まとめ
【定義】
ちっ素(窒素)は、地球の大気の約78%(体積比で78.08%)を占める無色・無臭・無味の気体である。化学的に非常に安定しており、タンパク質や核酸など、全ての生物の生存に不可欠な化合物の構成要素となっている。
学習の要点
- 重要語句:肥料の3要素、タンパク質の材料、不完全燃焼、温室効果ガス
- 用語の意義:大気中で最も高い比率を占める成分であり、植物の成長に欠かせない肥料成分としての役割や、産業上のガス管理の重要性を理解する。
解説
地球の大気は、約78%のちっ素と約21%の酸素を主成分とし、微量のアルゴンや二酸化炭素などが含まれている。

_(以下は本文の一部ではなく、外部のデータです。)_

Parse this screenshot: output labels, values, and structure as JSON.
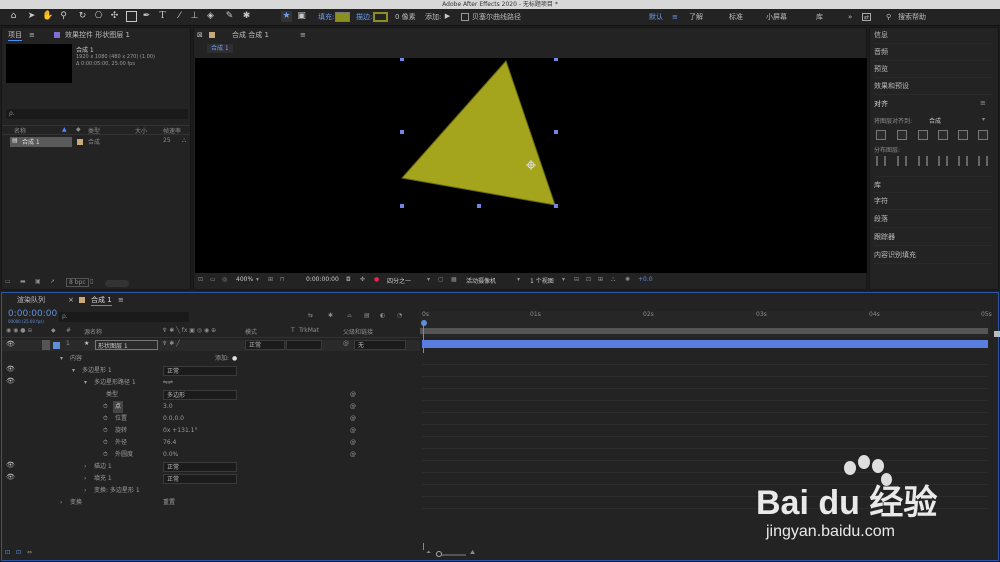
{
  "window": {
    "title": "Adobe After Effects 2020 - 无标题项目 *"
  },
  "toolbar": {
    "fill_label": "填充:",
    "stroke_label": "描边:",
    "stroke_width": "0 像素",
    "add_label": "添加:",
    "bezier_label": "贝塞尔曲线路径",
    "workspaces": [
      "默认",
      "了解",
      "标准",
      "小屏幕",
      "库"
    ],
    "search_placeholder": "搜索帮助",
    "fill_color": "#8b8f1f",
    "stroke_color": "#8b8f1f"
  },
  "project": {
    "tab": "项目",
    "effects_tab": "效果控件 形状图层 1",
    "comp_name": "合成 1",
    "info1": "1920 x 1080 (480 x 270) (1.00)",
    "info2": "Δ 0:00:05:00, 25.00 fps",
    "search_placeholder": "ρ.",
    "columns": [
      "名称",
      "类型",
      "大小",
      "帧速率"
    ],
    "items": [
      {
        "name": "合成 1",
        "type": "合成",
        "fps": "25"
      }
    ],
    "bpc": "8 bpc"
  },
  "composition": {
    "tab": "合成 合成 1",
    "breadcrumb": "合成 1",
    "zoom": "400%",
    "timecode": "0:00:00:00",
    "resolution": "四分之一",
    "camera": "活动摄像机",
    "views": "1 个视图",
    "exposure": "+0.0",
    "shape_color": "#a4a51d"
  },
  "right_panel": {
    "items": [
      "信息",
      "音频",
      "预览",
      "效果和预设"
    ],
    "align": {
      "title": "对齐",
      "align_to_label": "将图层对齐到:",
      "align_to_value": "合成",
      "distribute_label": "分布图层:"
    },
    "items2": [
      "库",
      "字符",
      "段落",
      "跟踪器",
      "内容识别填充"
    ]
  },
  "timeline": {
    "tabs": [
      "渲染队列",
      "合成 1"
    ],
    "timecode": "0:00:00:00",
    "frame_info": "00000 (25.00 fps)",
    "search_placeholder": "ρ.",
    "columns": {
      "num": "#",
      "source": "源名称",
      "mode": "模式",
      "t": "T",
      "trkmat": "TrkMat",
      "parent": "父级和链接"
    },
    "ruler": [
      "0s",
      "01s",
      "02s",
      "03s",
      "04s",
      "05s"
    ],
    "layer": {
      "num": "1",
      "name": "形状图层 1",
      "mode": "正常",
      "parent": "无"
    },
    "rows": [
      {
        "label": "内容",
        "extra": "添加:"
      },
      {
        "label": "多边星形 1",
        "value": "正常"
      },
      {
        "label": "多边星形路径 1"
      },
      {
        "label": "类型",
        "value": "多边形"
      },
      {
        "label": "点",
        "value": "3.0"
      },
      {
        "label": "位置",
        "value": "0.0,0.0"
      },
      {
        "label": "旋转",
        "value": "0x +131.1°"
      },
      {
        "label": "外径",
        "value": "76.4"
      },
      {
        "label": "外圆度",
        "value": "0.0%"
      },
      {
        "label": "描边 1",
        "value": "正常"
      },
      {
        "label": "填充 1",
        "value": "正常"
      },
      {
        "label": "变换: 多边星形 1"
      },
      {
        "label": "变换",
        "value": "重置"
      }
    ]
  },
  "watermark": {
    "logo": "Bai du 经验",
    "url": "jingyan.baidu.com"
  }
}
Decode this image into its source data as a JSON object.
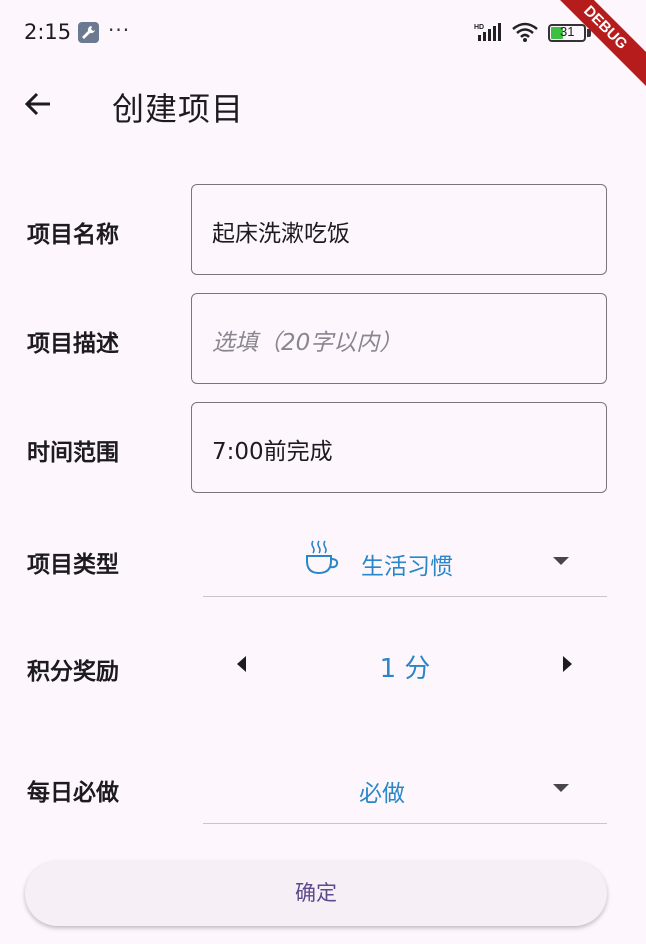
{
  "status": {
    "time": "2:15",
    "dots": "···",
    "battery": "31",
    "debug_label": "DEBUG"
  },
  "appbar": {
    "title": "创建项目"
  },
  "form": {
    "name": {
      "label": "项目名称",
      "value": "起床洗漱吃饭"
    },
    "description": {
      "label": "项目描述",
      "placeholder": "选填（20字以内）"
    },
    "time_range": {
      "label": "时间范围",
      "value": "7:00前完成"
    },
    "type": {
      "label": "项目类型",
      "selected": "生活习惯",
      "icon": "coffee-cup-icon"
    },
    "points": {
      "label": "积分奖励",
      "value": "1 分"
    },
    "daily": {
      "label": "每日必做",
      "selected": "必做"
    }
  },
  "confirm_label": "确定",
  "colors": {
    "background": "#fdf7fd",
    "accent": "#2a86c7",
    "button_text": "#5d4a8e"
  }
}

ちっ素は、植物の成長に欠かせない「肥料の3要素」の一つであり、植物が体内でタンパク質を作る際の重要な材料となる。
環境問題との関わりにおいては、化石燃料の燃焼時に発生するちっ素酸化物が酸性雨の原因となることが知られている。また、大気中に含まれる他の気体についても注意が必要である。例えば、一酸化炭素は燃料の不完全燃焼によって発生し、無色・無臭でありながら強い毒性を持ち、中毒を引き起こす危険がある。メタンは二酸化炭素よりも強力な温室効果ガスとしての性質を持ち、地球温暖化への影響が指摘されている。

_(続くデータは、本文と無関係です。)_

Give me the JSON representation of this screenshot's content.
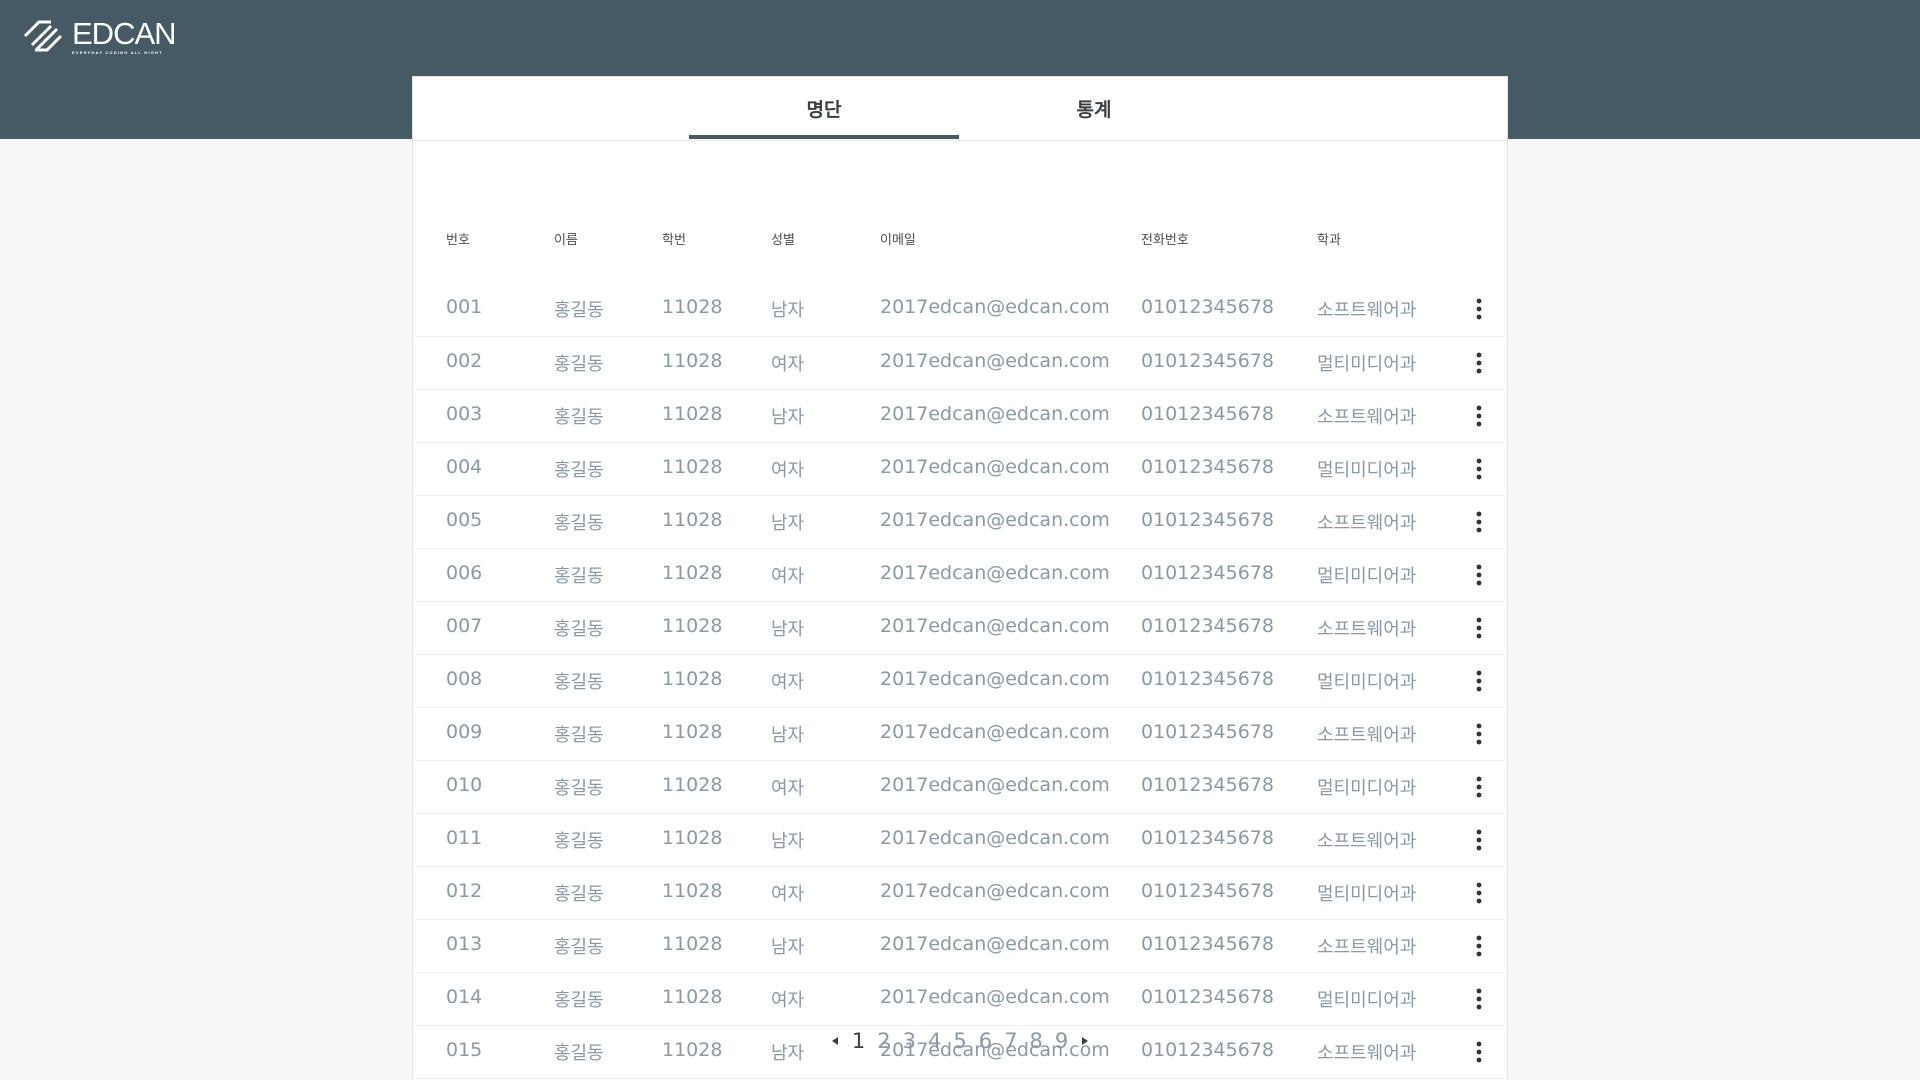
{
  "brand": {
    "name": "EDCAN",
    "tagline": "EVERYDAY CODING ALL NIGHT",
    "header_color": "#465a66"
  },
  "tabs": [
    {
      "label": "명단",
      "active": true
    },
    {
      "label": "통계",
      "active": false
    }
  ],
  "table": {
    "headers": {
      "num": "번호",
      "name": "이름",
      "student_id": "학번",
      "gender": "성별",
      "email": "이메일",
      "phone": "전화번호",
      "department": "학과"
    },
    "rows": [
      {
        "num": "001",
        "name": "홍길동",
        "student_id": "11028",
        "gender": "남자",
        "email": "2017edcan@edcan.com",
        "phone": "01012345678",
        "department": "소프트웨어과"
      },
      {
        "num": "002",
        "name": "홍길동",
        "student_id": "11028",
        "gender": "여자",
        "email": "2017edcan@edcan.com",
        "phone": "01012345678",
        "department": "멀티미디어과"
      },
      {
        "num": "003",
        "name": "홍길동",
        "student_id": "11028",
        "gender": "남자",
        "email": "2017edcan@edcan.com",
        "phone": "01012345678",
        "department": "소프트웨어과"
      },
      {
        "num": "004",
        "name": "홍길동",
        "student_id": "11028",
        "gender": "여자",
        "email": "2017edcan@edcan.com",
        "phone": "01012345678",
        "department": "멀티미디어과"
      },
      {
        "num": "005",
        "name": "홍길동",
        "student_id": "11028",
        "gender": "남자",
        "email": "2017edcan@edcan.com",
        "phone": "01012345678",
        "department": "소프트웨어과"
      },
      {
        "num": "006",
        "name": "홍길동",
        "student_id": "11028",
        "gender": "여자",
        "email": "2017edcan@edcan.com",
        "phone": "01012345678",
        "department": "멀티미디어과"
      },
      {
        "num": "007",
        "name": "홍길동",
        "student_id": "11028",
        "gender": "남자",
        "email": "2017edcan@edcan.com",
        "phone": "01012345678",
        "department": "소프트웨어과"
      },
      {
        "num": "008",
        "name": "홍길동",
        "student_id": "11028",
        "gender": "여자",
        "email": "2017edcan@edcan.com",
        "phone": "01012345678",
        "department": "멀티미디어과"
      },
      {
        "num": "009",
        "name": "홍길동",
        "student_id": "11028",
        "gender": "남자",
        "email": "2017edcan@edcan.com",
        "phone": "01012345678",
        "department": "소프트웨어과"
      },
      {
        "num": "010",
        "name": "홍길동",
        "student_id": "11028",
        "gender": "여자",
        "email": "2017edcan@edcan.com",
        "phone": "01012345678",
        "department": "멀티미디어과"
      },
      {
        "num": "011",
        "name": "홍길동",
        "student_id": "11028",
        "gender": "남자",
        "email": "2017edcan@edcan.com",
        "phone": "01012345678",
        "department": "소프트웨어과"
      },
      {
        "num": "012",
        "name": "홍길동",
        "student_id": "11028",
        "gender": "여자",
        "email": "2017edcan@edcan.com",
        "phone": "01012345678",
        "department": "멀티미디어과"
      },
      {
        "num": "013",
        "name": "홍길동",
        "student_id": "11028",
        "gender": "남자",
        "email": "2017edcan@edcan.com",
        "phone": "01012345678",
        "department": "소프트웨어과"
      },
      {
        "num": "014",
        "name": "홍길동",
        "student_id": "11028",
        "gender": "여자",
        "email": "2017edcan@edcan.com",
        "phone": "01012345678",
        "department": "멀티미디어과"
      },
      {
        "num": "015",
        "name": "홍길동",
        "student_id": "11028",
        "gender": "남자",
        "email": "2017edcan@edcan.com",
        "phone": "01012345678",
        "department": "소프트웨어과"
      }
    ],
    "row_action_icon": "more-vertical-icon"
  },
  "pagination": {
    "pages": [
      "1",
      "2",
      "3",
      "4",
      "5",
      "6",
      "7",
      "8",
      "9"
    ],
    "current": "1",
    "prev_icon": "triangle-left-icon",
    "next_icon": "triangle-right-icon"
  }
}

産業現場や実験室等で使用される高圧ガスボンベは、その中身を瞬時に判別できるよう法律で色が定められている。本資料の例では、液化アンモニア(白)、液化塩素(黄)、水素ガス(赤)、液化炭酸ガス(緑)、酸素ガス(黒)のように厳格に区分されている。なお、ちっ素ガス自体のボンベは一般的にねずみ色(灰色)が用いられる。
補足
空気中の成分構成は、ちっ素(78.08%)、酸素(20.95%)、アルゴン(0.93%)、二酸化炭素(0.04%前後)の順に多く含まれる。ちっ素分子は非常に強い結合(三重結合)を持っているため、常温では他の物質と反応しにくい特性がある。
参照: 学習指導要領準拠資料
小学生のみなさんへ
ちっ素は、私たちのまわりにある空気の中で、一番たくさんふくまれている気体です。空気全体の約78%、つまり4分の3以上がこの「ちっ素」でできています。

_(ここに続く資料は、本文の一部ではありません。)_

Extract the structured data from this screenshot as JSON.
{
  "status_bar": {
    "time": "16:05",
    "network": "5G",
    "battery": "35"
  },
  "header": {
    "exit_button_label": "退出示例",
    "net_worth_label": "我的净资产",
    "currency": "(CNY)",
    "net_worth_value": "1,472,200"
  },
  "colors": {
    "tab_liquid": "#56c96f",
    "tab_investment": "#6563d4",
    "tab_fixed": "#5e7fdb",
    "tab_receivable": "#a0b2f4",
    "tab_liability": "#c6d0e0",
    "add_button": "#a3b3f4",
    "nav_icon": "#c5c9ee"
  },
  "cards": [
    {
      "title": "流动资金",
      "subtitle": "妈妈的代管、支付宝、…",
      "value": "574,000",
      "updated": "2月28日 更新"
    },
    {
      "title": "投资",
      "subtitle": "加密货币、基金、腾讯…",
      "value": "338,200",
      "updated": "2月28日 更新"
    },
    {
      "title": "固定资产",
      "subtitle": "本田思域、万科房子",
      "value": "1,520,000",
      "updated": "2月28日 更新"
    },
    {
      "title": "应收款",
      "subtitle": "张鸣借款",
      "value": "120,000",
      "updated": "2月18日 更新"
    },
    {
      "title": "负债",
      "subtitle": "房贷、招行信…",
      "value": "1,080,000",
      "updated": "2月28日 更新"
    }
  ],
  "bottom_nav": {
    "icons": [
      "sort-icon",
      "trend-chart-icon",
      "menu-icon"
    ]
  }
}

ちっ素は、人間や動物、植物が生きていくためにとても大切なものです。特に植物にとっては、体を大きく育てるための「肥料(ひりょう)」の大事な材料になります。また、私たちの筋肉や血を作る「タンパク質」のもとにもなっています。
ちっ素そのものに色やにおいはありませんが、工業用に使われるときは、まちがえないように「ねずみ色」のボンベに入れられる決まりがあります。空気にはちっ素のほかに、私たちが呼吸に使う酸素(約21%)や、アルゴン、二酸化炭素などが少しずつまじり合っています。